Mit Europa lassen sich wieder Wahlen gewinnen
Die pro-europäischen Wahlergebnisse in Frankreich und den Niederlanden haben sich auch im politischen London herumgesprochen. Die Zustimmung für einen harten Brexit oder gar ein „No Deal“, also ein Abrechen der Verhandlungen, nimmt kontinuierlich ab. Da passt es ins Bild, dass die Labour-Partei bereits offen über ein neues Referendum diskutiert. Ex-Premierminister Tony Blair ist nur einer von vielen prominenten Unterstützern. Es wächst auf der Insel die Furcht vor einem wirtschaftlichen Niedergang. Während Euroland prosperiert, ziehen im Vereinten Königreich dunkle Wolken auf.
Wie wir alle wissen, verändern ökonomische Realitäten die politischen Mehrheiten. Eine aufziehende Rezession mit steigender Arbeitslosigkeit wird die Bevölkerung zu Recht dem anstehenden Brexit zuschreiben. Aufgrund des kläglichen Zustands der derzeitigen Regierung und der Gespaltenheit des Landes sind im Krisenfall Neuwahlen nicht ausgeschlossen. Die Labour-Partei beginnt sich schon heute zu positionieren.
Ökonomische Vernunft wird siegen
Viele Umfragen deuten an, dass sich die Stimmung in der Bevölkerung Großbritanniens noch nicht komplett gedreht hat. Im Krisenfall wird sich das ändern. Aus unserer Sicht wird der ökonomische Druck in den kommenden Monaten auf die Londoner Regierung stetig steigen, was den harten Brexit schon heute sehr unwahrscheinlich erscheinen lässt. Das Vereinigte Königreich wird sich auf die EU zubewegen müssen. Wie weit, wird sich zeigen. Möglich ist alles. Kein Brexit oder ein sehr weicher bzw. symbolischer Ausstieg, der in Wirklichkeit keiner ist, aber der britischen politischen Klasse die Gesichtswahrung garantiert. Es bleibt zu hoffen, dass auf diesem Weg nicht massenhaft und unnötig Arbeitsplätze verloren gehen.
Opportunitäten könnten an den Kapitalmärkten entstehen
Seit der Brexit-Entscheidung kam nicht nur das britische Pfund unter Druck, sondern auch die Aktienkurse vieler Unternehmen. Da an der Börse nicht die Vergangenheit oder Gegenwart, sondern stets die Zukunft gehandelt wird, ist die politische Entwicklung auf der Insel genau zu beobachten. Steigen die Wahrscheinlichkeiten für den Verbleib des Vereinigten Königreichs oder für einen weichen Brexit wird das sehr schnell in den Kursen Berücksichtigung finden.
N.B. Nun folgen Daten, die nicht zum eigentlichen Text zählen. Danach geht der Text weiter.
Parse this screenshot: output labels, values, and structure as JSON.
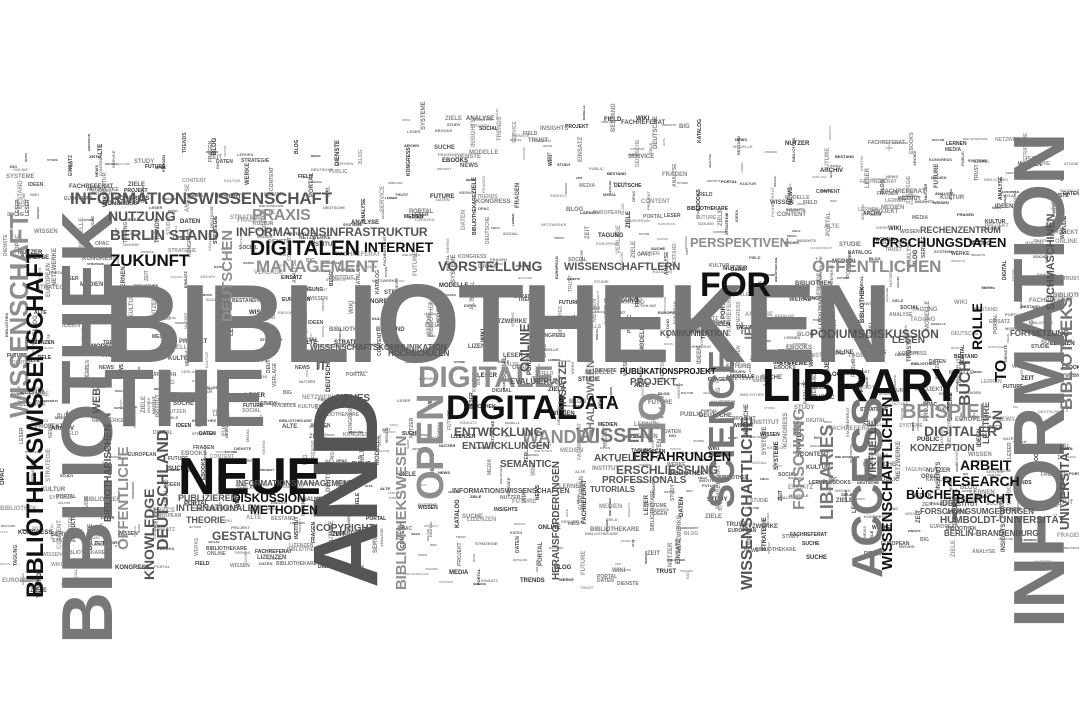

Insbesondere der Londoner Immobilienmarkt erscheint vor diesem Hintergrund interessant. Die Kurse von Unternehmen, die erstklassige Londoner Gewerbeimmobilien im Besitz haben, sind in Euro gerechnet seit dem Brexit-Votum um etwa 50 Prozent gefallen. Bei Bewegungen dieser Größenordnung werden wir hellhörig. Auf der britischen Insel entstehen gerade Investmentchancen.